Korea Post meets with Goldman Sachs
News outlet Bloomberg reported that officials from Korea Post will meet the executives from the Goldman Sachs’ crypto research group in Hong Kong this month.
The meetup would see an educated round up between the South Korean postal service and the American based company where topics like digital assets, AI, and blockchain will be discussed.
The president of Korea Post, Kang Seong-ju, announced in an interview that he discussed cryptocurrencies with Goldman’s new chief executive, David Solomon in his recent visit to New York.
“I asked Goldman to pass on their know-how in the cryptocurrency area… Since cryptocurrencies are considered to have potential, and are something many people are watching, we’ll need to learn the strengths and weaknesses.”
He noted that their research tour draws stems from the increasing popularity of these digital assets among the mainstream financiers, that the company has no intentions of investing in virtual currencies.
On the other hand, Goldman Sachs is reportedly making plans to introduce a cryptocurrency trading platform after initial plans of supporting Bitcoin trades were revealed earlier in May.
Speculations of a possible cryptocurrency custody service emerged after the Wall Street firm hired a head of digital-asset markets.

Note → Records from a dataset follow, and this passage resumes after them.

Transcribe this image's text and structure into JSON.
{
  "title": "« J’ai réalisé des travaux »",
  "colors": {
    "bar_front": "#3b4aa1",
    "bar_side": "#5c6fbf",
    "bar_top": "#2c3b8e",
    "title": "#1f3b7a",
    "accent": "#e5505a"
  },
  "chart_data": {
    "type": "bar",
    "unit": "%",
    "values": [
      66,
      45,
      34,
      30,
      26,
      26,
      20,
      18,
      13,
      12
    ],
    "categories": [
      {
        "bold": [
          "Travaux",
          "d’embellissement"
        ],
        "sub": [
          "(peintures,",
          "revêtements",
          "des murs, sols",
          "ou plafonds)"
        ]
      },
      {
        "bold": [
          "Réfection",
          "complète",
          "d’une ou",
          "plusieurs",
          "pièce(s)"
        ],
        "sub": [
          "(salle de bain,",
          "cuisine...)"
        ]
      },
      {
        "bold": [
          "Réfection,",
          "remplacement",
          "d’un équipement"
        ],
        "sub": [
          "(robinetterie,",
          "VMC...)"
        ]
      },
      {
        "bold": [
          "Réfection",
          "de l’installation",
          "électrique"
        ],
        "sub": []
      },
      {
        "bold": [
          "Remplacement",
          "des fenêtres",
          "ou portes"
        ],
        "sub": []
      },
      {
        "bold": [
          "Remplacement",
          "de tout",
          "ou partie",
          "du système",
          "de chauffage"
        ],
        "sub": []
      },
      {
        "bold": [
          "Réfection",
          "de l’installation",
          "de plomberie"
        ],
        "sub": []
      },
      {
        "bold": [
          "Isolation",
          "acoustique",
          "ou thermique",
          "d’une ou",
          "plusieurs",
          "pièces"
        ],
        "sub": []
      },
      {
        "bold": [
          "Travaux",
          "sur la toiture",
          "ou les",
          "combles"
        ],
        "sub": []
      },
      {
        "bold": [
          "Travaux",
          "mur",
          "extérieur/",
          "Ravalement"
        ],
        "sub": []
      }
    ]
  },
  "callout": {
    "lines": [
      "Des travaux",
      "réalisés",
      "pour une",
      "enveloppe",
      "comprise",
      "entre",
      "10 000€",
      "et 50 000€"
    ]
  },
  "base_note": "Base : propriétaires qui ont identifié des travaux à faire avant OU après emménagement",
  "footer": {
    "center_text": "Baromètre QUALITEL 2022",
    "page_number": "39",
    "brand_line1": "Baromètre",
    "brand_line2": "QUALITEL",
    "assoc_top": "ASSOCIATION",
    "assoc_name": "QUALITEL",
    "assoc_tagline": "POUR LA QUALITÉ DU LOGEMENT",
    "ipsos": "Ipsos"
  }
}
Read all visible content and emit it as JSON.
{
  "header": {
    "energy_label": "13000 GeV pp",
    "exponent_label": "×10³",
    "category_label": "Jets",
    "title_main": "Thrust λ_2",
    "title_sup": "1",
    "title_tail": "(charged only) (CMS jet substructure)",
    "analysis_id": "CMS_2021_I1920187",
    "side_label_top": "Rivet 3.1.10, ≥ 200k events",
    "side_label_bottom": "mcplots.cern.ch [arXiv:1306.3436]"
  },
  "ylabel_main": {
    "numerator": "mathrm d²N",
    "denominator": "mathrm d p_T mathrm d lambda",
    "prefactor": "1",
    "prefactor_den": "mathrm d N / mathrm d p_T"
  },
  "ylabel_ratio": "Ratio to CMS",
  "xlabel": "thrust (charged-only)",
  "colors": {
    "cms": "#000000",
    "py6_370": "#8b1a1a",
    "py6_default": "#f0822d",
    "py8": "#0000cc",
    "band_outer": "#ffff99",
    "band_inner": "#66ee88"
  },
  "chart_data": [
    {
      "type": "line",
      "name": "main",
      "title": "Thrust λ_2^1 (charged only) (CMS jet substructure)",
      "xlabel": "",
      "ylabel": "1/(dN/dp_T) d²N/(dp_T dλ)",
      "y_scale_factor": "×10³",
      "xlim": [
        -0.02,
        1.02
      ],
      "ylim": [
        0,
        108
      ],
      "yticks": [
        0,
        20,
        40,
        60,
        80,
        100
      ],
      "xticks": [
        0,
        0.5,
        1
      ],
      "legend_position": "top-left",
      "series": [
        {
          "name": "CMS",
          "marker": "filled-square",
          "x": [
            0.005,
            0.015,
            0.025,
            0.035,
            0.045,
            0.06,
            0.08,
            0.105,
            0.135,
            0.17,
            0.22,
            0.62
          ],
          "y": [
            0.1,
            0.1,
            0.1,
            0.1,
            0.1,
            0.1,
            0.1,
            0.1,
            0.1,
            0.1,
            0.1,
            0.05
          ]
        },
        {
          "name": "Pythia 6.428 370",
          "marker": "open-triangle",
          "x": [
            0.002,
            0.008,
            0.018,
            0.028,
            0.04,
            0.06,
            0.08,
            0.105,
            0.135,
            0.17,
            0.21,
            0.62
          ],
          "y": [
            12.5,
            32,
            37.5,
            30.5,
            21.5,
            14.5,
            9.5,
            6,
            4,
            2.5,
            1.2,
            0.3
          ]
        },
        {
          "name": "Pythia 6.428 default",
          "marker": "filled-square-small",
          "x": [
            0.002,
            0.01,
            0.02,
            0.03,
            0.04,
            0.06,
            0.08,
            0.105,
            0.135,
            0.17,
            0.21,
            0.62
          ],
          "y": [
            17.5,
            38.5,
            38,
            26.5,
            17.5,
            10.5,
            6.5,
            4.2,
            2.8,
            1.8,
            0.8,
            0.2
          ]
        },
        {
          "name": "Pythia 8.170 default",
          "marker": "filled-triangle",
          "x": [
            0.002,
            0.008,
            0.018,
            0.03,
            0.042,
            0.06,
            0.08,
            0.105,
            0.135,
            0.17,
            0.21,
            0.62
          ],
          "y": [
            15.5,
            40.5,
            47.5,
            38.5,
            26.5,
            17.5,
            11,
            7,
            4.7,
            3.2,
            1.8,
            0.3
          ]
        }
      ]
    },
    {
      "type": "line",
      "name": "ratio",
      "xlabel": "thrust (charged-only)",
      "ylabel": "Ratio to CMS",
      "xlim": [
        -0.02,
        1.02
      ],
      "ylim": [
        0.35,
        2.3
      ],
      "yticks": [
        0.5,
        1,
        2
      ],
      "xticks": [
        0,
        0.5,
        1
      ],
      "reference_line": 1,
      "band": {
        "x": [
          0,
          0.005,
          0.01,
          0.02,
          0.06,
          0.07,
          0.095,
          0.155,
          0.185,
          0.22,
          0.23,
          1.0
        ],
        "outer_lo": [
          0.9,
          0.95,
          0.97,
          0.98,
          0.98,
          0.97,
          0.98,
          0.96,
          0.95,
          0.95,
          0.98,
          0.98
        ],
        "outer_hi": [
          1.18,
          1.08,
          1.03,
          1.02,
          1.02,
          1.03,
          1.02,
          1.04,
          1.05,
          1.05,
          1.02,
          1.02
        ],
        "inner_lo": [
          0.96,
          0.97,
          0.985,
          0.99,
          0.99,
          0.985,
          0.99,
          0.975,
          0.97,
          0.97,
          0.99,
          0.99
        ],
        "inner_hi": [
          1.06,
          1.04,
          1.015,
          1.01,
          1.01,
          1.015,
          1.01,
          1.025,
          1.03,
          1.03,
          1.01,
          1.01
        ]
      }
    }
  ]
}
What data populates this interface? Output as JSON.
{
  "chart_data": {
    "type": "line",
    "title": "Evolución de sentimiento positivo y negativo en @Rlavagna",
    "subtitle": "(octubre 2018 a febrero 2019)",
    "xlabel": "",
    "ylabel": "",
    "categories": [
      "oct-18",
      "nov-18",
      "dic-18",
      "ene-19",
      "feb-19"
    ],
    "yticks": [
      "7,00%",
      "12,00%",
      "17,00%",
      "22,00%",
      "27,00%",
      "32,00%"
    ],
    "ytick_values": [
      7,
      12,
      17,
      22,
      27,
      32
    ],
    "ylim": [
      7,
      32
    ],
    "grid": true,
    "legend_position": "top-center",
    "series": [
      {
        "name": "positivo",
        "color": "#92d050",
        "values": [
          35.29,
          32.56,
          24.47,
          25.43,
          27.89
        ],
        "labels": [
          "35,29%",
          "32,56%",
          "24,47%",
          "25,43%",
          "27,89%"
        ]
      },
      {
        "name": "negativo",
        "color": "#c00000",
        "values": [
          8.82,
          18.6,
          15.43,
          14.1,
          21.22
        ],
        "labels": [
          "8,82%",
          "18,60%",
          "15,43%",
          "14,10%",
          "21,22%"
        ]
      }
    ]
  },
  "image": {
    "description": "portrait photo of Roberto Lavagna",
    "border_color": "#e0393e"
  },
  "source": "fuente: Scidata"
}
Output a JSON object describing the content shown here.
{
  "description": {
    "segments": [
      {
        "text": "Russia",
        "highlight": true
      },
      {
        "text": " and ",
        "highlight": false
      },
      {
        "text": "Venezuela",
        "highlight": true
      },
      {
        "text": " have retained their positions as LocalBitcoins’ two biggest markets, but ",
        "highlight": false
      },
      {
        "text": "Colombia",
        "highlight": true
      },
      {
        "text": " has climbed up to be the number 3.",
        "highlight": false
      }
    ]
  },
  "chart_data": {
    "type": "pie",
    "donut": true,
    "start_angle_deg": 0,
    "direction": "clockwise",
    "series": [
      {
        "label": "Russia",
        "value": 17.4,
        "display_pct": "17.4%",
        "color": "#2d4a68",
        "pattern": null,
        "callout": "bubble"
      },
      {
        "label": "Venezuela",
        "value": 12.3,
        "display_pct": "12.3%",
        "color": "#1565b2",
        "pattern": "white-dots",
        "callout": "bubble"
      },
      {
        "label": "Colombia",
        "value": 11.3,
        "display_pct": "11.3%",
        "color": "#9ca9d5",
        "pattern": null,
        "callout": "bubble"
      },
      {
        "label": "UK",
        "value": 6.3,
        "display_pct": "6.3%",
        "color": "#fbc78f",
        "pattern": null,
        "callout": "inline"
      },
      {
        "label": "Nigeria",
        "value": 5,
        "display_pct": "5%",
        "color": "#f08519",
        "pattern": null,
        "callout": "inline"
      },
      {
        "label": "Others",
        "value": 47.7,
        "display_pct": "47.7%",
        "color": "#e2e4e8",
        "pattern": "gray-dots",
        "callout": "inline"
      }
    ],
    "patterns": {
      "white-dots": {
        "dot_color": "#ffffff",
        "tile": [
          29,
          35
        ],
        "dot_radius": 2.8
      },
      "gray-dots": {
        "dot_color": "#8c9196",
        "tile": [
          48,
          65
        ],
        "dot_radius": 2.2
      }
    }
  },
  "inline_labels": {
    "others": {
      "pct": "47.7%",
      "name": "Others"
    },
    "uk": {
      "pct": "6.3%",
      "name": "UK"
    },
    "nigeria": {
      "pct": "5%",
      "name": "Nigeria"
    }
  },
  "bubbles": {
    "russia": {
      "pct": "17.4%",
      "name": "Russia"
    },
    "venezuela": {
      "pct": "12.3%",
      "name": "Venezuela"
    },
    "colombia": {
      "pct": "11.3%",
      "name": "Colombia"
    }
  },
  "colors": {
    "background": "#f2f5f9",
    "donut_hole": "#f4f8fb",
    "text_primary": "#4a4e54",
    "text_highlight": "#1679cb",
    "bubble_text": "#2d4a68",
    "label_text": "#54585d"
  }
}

South Korea remains bearish on cryptocurrencies
When the virtual currency fever broke out last year, South Korea was one of the hot spots, contributing a very large quota to the market cap, however, things changed when its policymakers took a dim view of the market.
In September 2017, the South Korean government placed a ban on Initial Public Offerings (IPO), followed by the prime minister’s stance on cryptocurrency.
In November, South Korea’s prime minister warned that cryptocurrencies could lead young people towards pyramid scams and drugs.
The justice minister of South Korea took it further by seeking a ban on cryptocurrency trading platforms.
Things could change in South Korea
Although cryptocurrencies operations have not had the smoothest ride in South Korea, there is a possibility that things could change, as the country continues to formalize its cryptocurrency regulations.
Cointelegraph recently reported that the South Korean government debate on virtual currencies revolves around the country’s controversial Initial Coin Offering (ICO) ban and the creation of a Malta-style ‘blockchain island.’
Crypto firms operating from South Korea could find some solace in the government’s decision to regulate cryptocurrencies in cooperation with the G20 directive.
Korea Post has however announced that it has no intentions in investing in virtual currencies, but the research trip underscores how the once-fringe asset class is moving closer to reaching mainstream adoption.
Similarly, India’s Securities and Exchange Board (SEBI) in its 2017-18 annual report, announced that the agency organized tours to other countries for its officials to study cryptocurrencies and Initial Coin Offerings (ICO).